Discussion in 'Mathematics' started by upamountain, Sep 12, 2015.

1. I'm a non-specialist teaching S1.

My students know how to find Q1, median and Q3 but love bombarding me with the same question over and over again about why we round UP if we have a non-integer value of n/4 etc. (e.g. if n is 9, we round 2.25 up to find the 3rd data point for Q1).

I know some of the students just love asking the question because they think they sound cleverer than me "so I always round 2.2 up to 3 then Miss" (in a sarcastic tone) etc. However, I know that some are genuinely confused. (There are some weak students in the group).

Any ideas?

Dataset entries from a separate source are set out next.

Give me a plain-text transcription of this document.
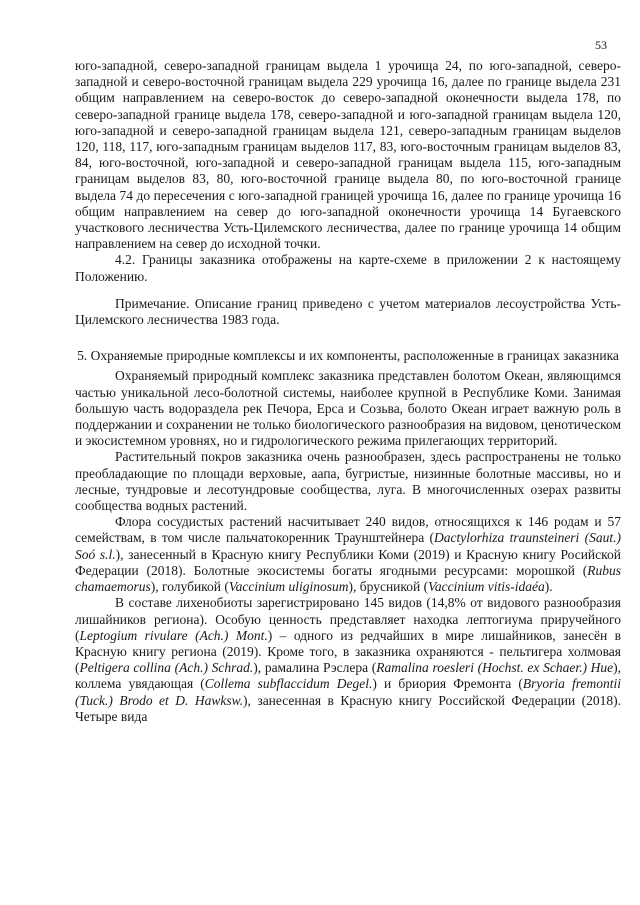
53

юго-западной, северо-западной границам выдела 1 урочища 24, по юго-западной, северо-западной и северо-восточной границам выдела 229 урочища 16, далее по границе выдела 231 общим направлением на северо-восток до северо-западной оконечности выдела 178, по северо-западной границе выдела 178, северо-западной и юго-западной границам выдела 120, юго-западной и северо-западной границам выдела 121, северо-западным границам выделов 120, 118, 117, юго-западным границам выделов 117, 83, юго-восточным границам выделов 83, 84, юго-восточной, юго-западной и северо-западной границам выдела 115, юго-западным границам выделов 83, 80, юго-восточной границе выдела 80, по юго-восточной границе выдела 74 до пересечения с юго-западной границей урочища 16, далее по границе урочища 16 общим направлением на север до юго-западной оконечности урочища 14 Бугаевского участкового лесничества Усть-Цилемского лесничества, далее по границе урочища 14 общим направлением на север до исходной точки.

4.2. Границы заказника отображены на карте-схеме в приложении 2 к настоящему Положению.

Примечание. Описание границ приведено с учетом материалов лесоустройства Усть-Цилемского лесничества 1983 года.

5. Охраняемые природные комплексы и их компоненты, расположенные в границах заказника

Охраняемый природный комплекс заказника представлен болотом Океан, являющимся частью уникальной лесо-болотной системы, наиболее крупной в Республике Коми. Занимая большую часть водораздела рек Печора, Ерса и Созьва, болото Океан играет важную роль в поддержании и сохранении не только биологического разнообразия на видовом, ценотическом и экосистемном уровнях, но и гидрологического режима прилегающих территорий.

Растительный покров заказника очень разнообразен, здесь распространены не только преобладающие по площади верховые, аапа, бугристые, низинные болотные массивы, но и лесные, тундровые и лесотундровые сообщества, луга. В многочисленных озерах развиты сообщества водных растений.

Флора сосудистых растений насчитывает 240 видов, относящихся к 146 родам и 57 семействам, в том числе пальчатокоренник Траунштейнера (Dactylorhiza traunsteineri (Saut.) Soó s.l.), занесенный в Красную книгу Республики Коми (2019) и Красную книгу Росийской Федерации (2018). Болотные экосистемы богаты ягодными ресурсами: морошкой (Rubus chamaemorus), голубикой (Vaccinium uliginosum), брусникой (Vaccinium vitis-idaéa).

В составе лихенобиоты зарегистрировано 145 видов (14,8% от видового разнообразия лишайников региона). Особую ценность представляет находка лептогиума приручейного (Leptogium rivulare (Ach.) Mont.) – одного из редчайших в мире лишайников, занесён в Красную книгу региона (2019). Кроме того, в заказника охраняются - пельтигера холмовая (Peltigera collina (Ach.) Schrad.), рамалина Рэслера (Ramalina roesleri (Hochst. ex Schaer.) Hue), коллема увядающая (Collema subflaccidum Degel.) и бриория Фремонта (Bryoria fremontii (Tuck.) Brodo et D. Hawksw.), занесенная в Красную книгу Российской Федерации (2018). Четыре вида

Thanks!

2. Draw nine boxes, for the nine pieces of data.

Draw an arrow pointing to the halfway point, and two more at the quarterway points. Which boxes are these pointing at?

3. I'd disagree that Q1 is the third data point. If you have 9 data points then the 5th is the median, leaving four data points below it. The middle of these four data points would be between the 2nd and 3rd data points, and so Q1 is the 2.5th data point.

4. It's usually the case that there are either 4n or 4n-1 data points.

So if there are say 12, Q1 at 3.5, Q2 at 6.5, Q3 at 9.5 - equal numbers of data points between the quartiles

And if there are say 11, Q1 at 3, Q2 at 6, Q3 at 9 - again equal numbers

If there are 13 or 14 then *different statisticians disagree about how to find the quartiles*. This is really important. There is not one RIGHT way of doing it. You can teach students a method, but it's not gonna happen in S1, there will be 4n or 4n-1. Guaranteed.

5. I remember being told at an AQA GCSE course that they always gave 4n-1 points, so that it would be like adamcreen's second example. I have no idea if this is still true or true for other boards. MEI S1 mark schemes seem to allow more than one answer.

As a non-statistician, I would query the value of finding quartiles for small data sets, and for large data sets, who cares?! It makes so little difference.